共同研究をしている 筧 路加さん(ペンシルベニア大学)の論文です。
“Repeated and long-term cryopreservation of primary bovine myogenic cells to maintain quality in biomimetic cultured meat”
KAKEHI Roka†, YOSHIDA Azumi, TAKAHASHI Hironobu*, SHIMIZU Tatsuya
Frontiers in Sustainable Food Systems, 7 (2023)
doi:10.3389/fsufs.2023.1023057
Abstract
Cultured meat produced using cell culture technology can potentially alleviate many of the ethical, environmental, and public health concerns associated with conventional livestock meat production.

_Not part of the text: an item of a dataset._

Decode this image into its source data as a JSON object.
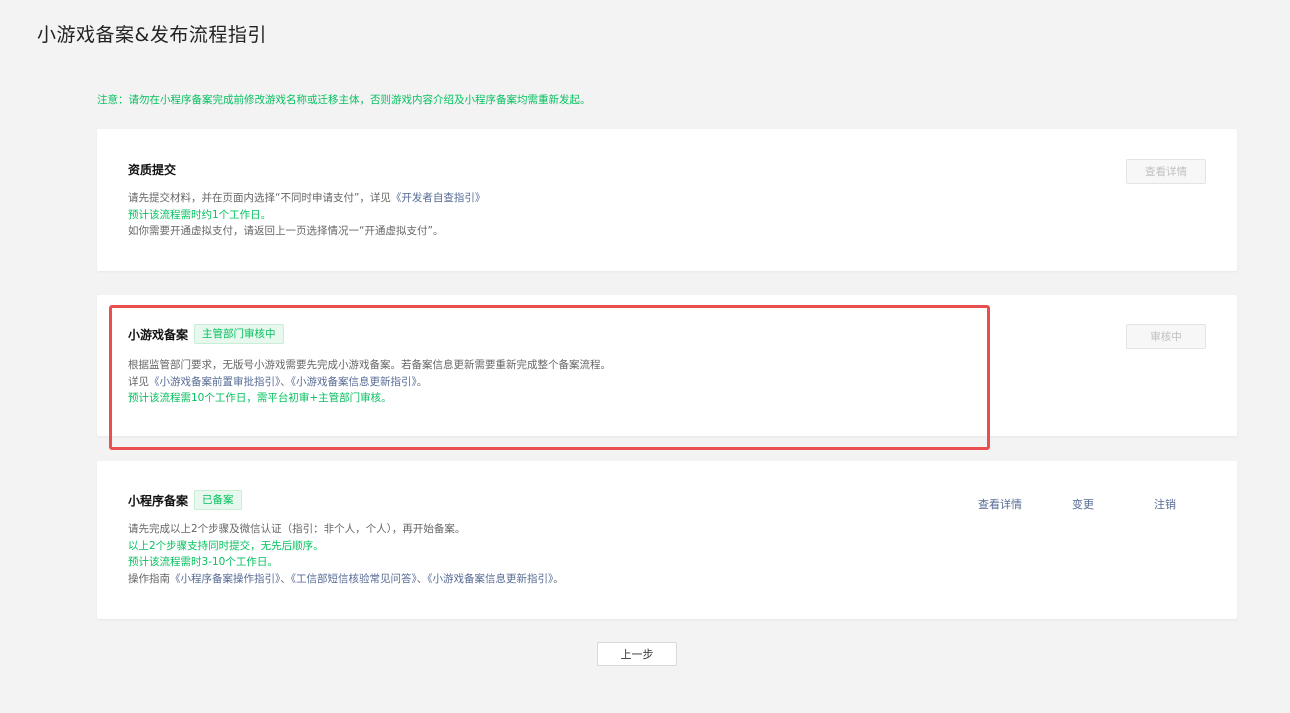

The industrialization of cultured meat for wide-spread adoption requires new methods to efficiently collect high-quality cells and to preserve their cell quality. Cryopreservation is a widely used technique to enable the long-term storage of cells without causing severe damage. In this study, we focused on the feasibility of cryopreservation to maintain cell quality for storage of bovine myogenic cells harvested from bovine meat based on our unique primary culture method. Primary bovine cells were incubated in a culture dish and then cryopreserved at −80°C for 1 week or 1 year. After thawing, the cells were further cultured for several passages to evaluate the abilities of the cells to proliferate or differentiate into myotubes. Furthermore, the cells were repeatedly cryopreserved for 1 week each time to investigate the impact of the repeated freezing and thawing. Consequently, long-term (within 1 year) or repeated (up to 3 times for 1 week each) cryopreservation at −80°C caused no degradation in the abilities of the cells to proliferate or differentiate, which is important for cultured meat production. We also confirmed that the cryopreservation did not require any unique cell freezing media. Moreover, based on our tissue engineering technique, our cryopreserved bovine myogenic cells had the ability to form sarcomere structures and produce muscle contractions even after they were frozen for 1 year. Although the bovine muscle tissues described here require more mature structures and functions in order to closely mimic native muscle tissue, we believe that the functional maturation of myogenic cells is essential to produce a “tissue-engineered meat” that will have native-like nutrients, texture, and taste that consumers will expect in the future. These results reveal the potential of cryopreserving quality-controlled bovine myogenic cells to contribute to a stable supply of high-quality cells for cultured meat production.